Im Jahr 1947 übergab August Mordhorst den Betrieb, der mittlerweile auch eine Bäckerei mit einschloß, an seinen Sohn Ludwig. Mit der Kraft ihrer Flügel trieb Anna gleich mehrere Mahlgänge an.In den fünfziger Jahren gab es nochmals eine Zeit des Aufschwungs, in der die Mühle zur Saatreinigung und zur Herstellung von Schrot zur Schweinemast genutzt wurde. Der wirtschaftlich erfolgreiche Betrieb der Mühle fiel in den folgenden Jahrzehnten zusehends schwerer, so dass in den siebziger Jahren nach einem Käufer gesucht wurde.

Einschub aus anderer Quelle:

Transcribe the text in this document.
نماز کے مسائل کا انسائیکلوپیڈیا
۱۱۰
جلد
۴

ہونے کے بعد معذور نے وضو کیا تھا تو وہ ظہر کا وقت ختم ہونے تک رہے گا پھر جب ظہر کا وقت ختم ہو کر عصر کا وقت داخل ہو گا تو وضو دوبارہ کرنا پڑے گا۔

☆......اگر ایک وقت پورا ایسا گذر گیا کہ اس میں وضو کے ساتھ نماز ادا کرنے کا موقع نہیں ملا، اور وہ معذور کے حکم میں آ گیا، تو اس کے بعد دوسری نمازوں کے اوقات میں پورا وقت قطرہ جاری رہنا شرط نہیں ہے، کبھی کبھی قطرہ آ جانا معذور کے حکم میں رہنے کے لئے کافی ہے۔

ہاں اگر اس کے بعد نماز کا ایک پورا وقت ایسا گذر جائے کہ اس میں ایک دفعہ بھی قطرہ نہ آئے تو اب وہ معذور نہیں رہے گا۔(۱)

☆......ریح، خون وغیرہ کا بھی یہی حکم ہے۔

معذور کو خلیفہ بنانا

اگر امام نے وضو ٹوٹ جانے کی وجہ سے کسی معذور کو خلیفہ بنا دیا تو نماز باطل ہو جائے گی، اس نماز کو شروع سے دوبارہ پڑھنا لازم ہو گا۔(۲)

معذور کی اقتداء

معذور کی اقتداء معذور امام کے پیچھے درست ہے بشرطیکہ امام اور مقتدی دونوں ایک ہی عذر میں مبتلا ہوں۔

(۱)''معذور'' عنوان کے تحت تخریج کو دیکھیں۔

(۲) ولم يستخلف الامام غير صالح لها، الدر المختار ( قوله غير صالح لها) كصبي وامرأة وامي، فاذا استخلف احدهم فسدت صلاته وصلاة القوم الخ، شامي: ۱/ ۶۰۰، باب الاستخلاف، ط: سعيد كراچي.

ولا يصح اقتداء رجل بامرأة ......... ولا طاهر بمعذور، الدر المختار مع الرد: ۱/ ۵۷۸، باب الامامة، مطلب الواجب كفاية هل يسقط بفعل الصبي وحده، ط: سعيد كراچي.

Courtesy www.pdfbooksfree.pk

Außerdienststellung, Renovierung und Verfall
Im Jahr 1978 war es soweit: „Anna“ wechselte den Besitzer, wurde umgebaut und renoviert. Sie bekam neue Flügel, die Kappe wurde erstmals abgenommen und instandgesetzt. Die Mühle bekam eine neue Galerie und neue Fenster und Türen, es wurden Wohnungen eingerichtet. Die Aufgabe erwies sich aber leider als zu groß und so wechselte „Anna“ erneut den Besitzer. Nachdem das Windrad bereits zerbrochen war, brachen jetzt die Flügel nacheinander ab und die Mühle verfiel zusehends. 1991 gingen Wohnhaus und Windmühle in die Zwangsversteigerung, die Wege trennten sich: Das Wohnhaus ging erneut in Privathände (und wurde fortan bestens gepflegt!), Mühle und Sägerei wurden Eigentum der Gemeinde Rieseby.
-
Restaurierung und Umbau zum Museum
Ausgehend von der Idee Wilhelm Bronnmanns, dem Gründer des damaligen „Arbeitskreises Riesebyer Heimatgeschichte“, ein Heimatmuseum einzurichten, wurde die Mühle grundlegend restauriert. Erneut wurde die Kappe abgenommen und mit einem neuen Kupferdach versehen. Aus Holland wurden neue Stahlruten für die Flügel geliefert und diese zusammen mit der erneuerten Kappe montiert. Eine betriebsfertige Herrichtung schied leider aus Kostengründen aus, die Flügel blicken nun dauerhaft nach Osten und die Windrose hat keine Funktion. An windigen Tagen mit Ostwind kann „Anna“ aber immer noch die (nicht bespannten) Flügel drehen und ist weithin sichtbar.
Heute
Nicht nur die Mühle dient heute als Museum, auch die Alte Sägerei wurde museal eingerichtet. Zusätzlich entstanden ein Göpelschuppen, eine Wagenremise, ein Brotbackofen, ein Bienenhaus und eine Obstwiese. Im ehemaligen Müllerhaus hat sich das Künstlerehepaar Heidi und Holli Schröder ein kleines und feines Atelier eingerichtet.